You can't. That's one of the problems with a synchronous method call that you cannot predict ahead of time how long it is going to take. You have two cut points of time to deal with. Before you call the method, and after you call the method. You do not get anything in between. Either the method has returned, or it has not.
You can use statistics to your advantage though. You can record how long it takes each time it executes, store that, and use that to calculate a prediction, but it's never going to be accurate. With such a prediction, you could space out progress reporting accordingly so that you end up at 100% at or around the statistical prediction you've calculated.
However, if the database is slower or faster than usual, it'll be off.
Also note that whichever thread that is calling into MySQL to retrieve data can not be the same thread that is reporting progress, since it will be "waiting" for the MySQL database and the .NET code that talks to it to return with the data, all in one piece. You need to spin up yet another thread that reports the progress.
But, why is there a for loop, and why
is its maximum value only 10?
In the example, the worker is reporting progress between 10 an 100, purely out of simplicity. The values 10 to 100 come from i (1-10), and the * 10 in ReportProgress.
The documentation says that ReportProgress takes:
The percentage, from 0 to 100, of the
background operation that is complete.
When you write it for your really massive database, you must report progress as a percentage, between 0 and 100.
Given that your database may take "up to a minute", 1% is slightly more than 1/2 second, so you should see any associated progress bar move every 1/2 second or so. That sounds like pretty smooth reporting to me.
(Other answers describe why its difficult to attach the progress to a SQL-query)
You'll need to figure out a way to measure the progress of your query. Instead of one long query, you might be able to do it in batches (say of 10, then the progress increments by 10% each time).
The example is showing how to batch long processes so they can be reported. The 'sleep' instruction in the example would be replaced by a call to a method that did a time-consuming, batchable job.
In your case, unless you can split up your query into multiple parts, you can't really use ReportProgress to give feedback - you won't have any progress to report. A SQL query is a one-shot run, and ReportProgress is used for batchable things.

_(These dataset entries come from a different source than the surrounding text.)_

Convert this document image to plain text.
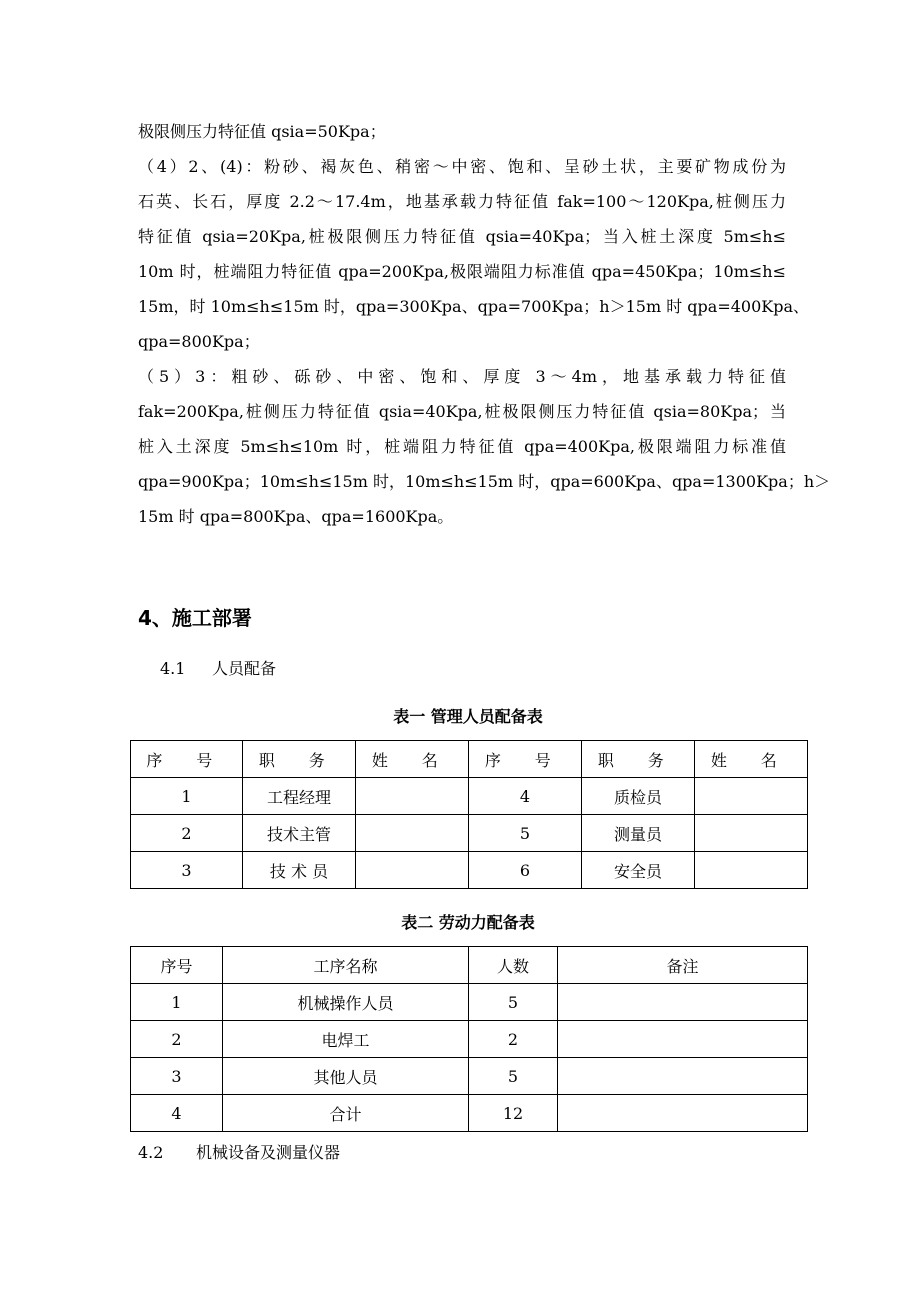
极限侧压力特征值 qsia=50Kpa；
（4）2、(4)：粉砂、褐灰色、稍密～中密、饱和、呈砂土状，主要矿物成份为
石英、长石，厚度 2.2～17.4m，地基承载力特征值 fak=100～120Kpa,桩侧压力
特征值 qsia=20Kpa,桩极限侧压力特征值 qsia=40Kpa；当入桩土深度 5m≤h≤
10m 时，桩端阻力特征值 qpa=200Kpa,极限端阻力标准值 qpa=450Kpa；10m≤h≤
15m，时 10m≤h≤15m 时，qpa=300Kpa、qpa=700Kpa；h＞15m 时 qpa=400Kpa、
qpa=800Kpa；
（5）3：粗砂、砾砂、中密、饱和、厚度 3～4m，地基承载力特征值
fak=200Kpa,桩侧压力特征值 qsia=40Kpa,桩极限侧压力特征值 qsia=80Kpa；当
桩入土深度 5m≤h≤10m 时，桩端阻力特征值 qpa=400Kpa,极限端阻力标准值
qpa=900Kpa；10m≤h≤15m 时，10m≤h≤15m 时，qpa=600Kpa、qpa=1300Kpa；h＞
15m 时 qpa=800Kpa、qpa=1600Kpa。
4、施工部署

4.1 人员配备

表一 管理人员配备表

序 号	职 务	姓 名	序 号	职 务	姓 名
1	工程经理		4	质检员	
2	技术主管		5	测量员	
3	技 术 员		6	安全员	

表二 劳动力配备表

序号	工序名称	人数	备注
1	机械操作人员	5	
2	电焊工	2	
3	其他人员	5	
4	合计	12	

4.2 机械设备及测量仪器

You may want to look into optimizing your database - it's possible that an index on a heavily-used table or something similar could be a big help. If this isn't possible, you'll have to find a way to do batched queries against the data (or get back the whole thing and go through it in code - ugh) if you want to be able to report meaningful progress.
The example code is just that: An example. So the 10 is arbitrary. It simply shows an example of estimating progress. In this case there are 10 discrete steps, so it can estimate progress easily.
I don't want to guess how long it may
take to complete a query, I want
actual progress.
A database query provides no means to report progress. You cannot do anything but guess.
What I do is this:
Assume that the longest time it will take is the timeout period for the connection. This way if the query fails because the connection died, the user will get a perfectly accurate progress bar. Most queries take far, far less time than the timeout value, so the user sees a little progress and then suddenly it completes. This gives the user the illusion that things happened better than expected!
To accomplish it I perform the Db query asyncronously and run the progress bar off a UI timer rather than using a BackgroundWorker.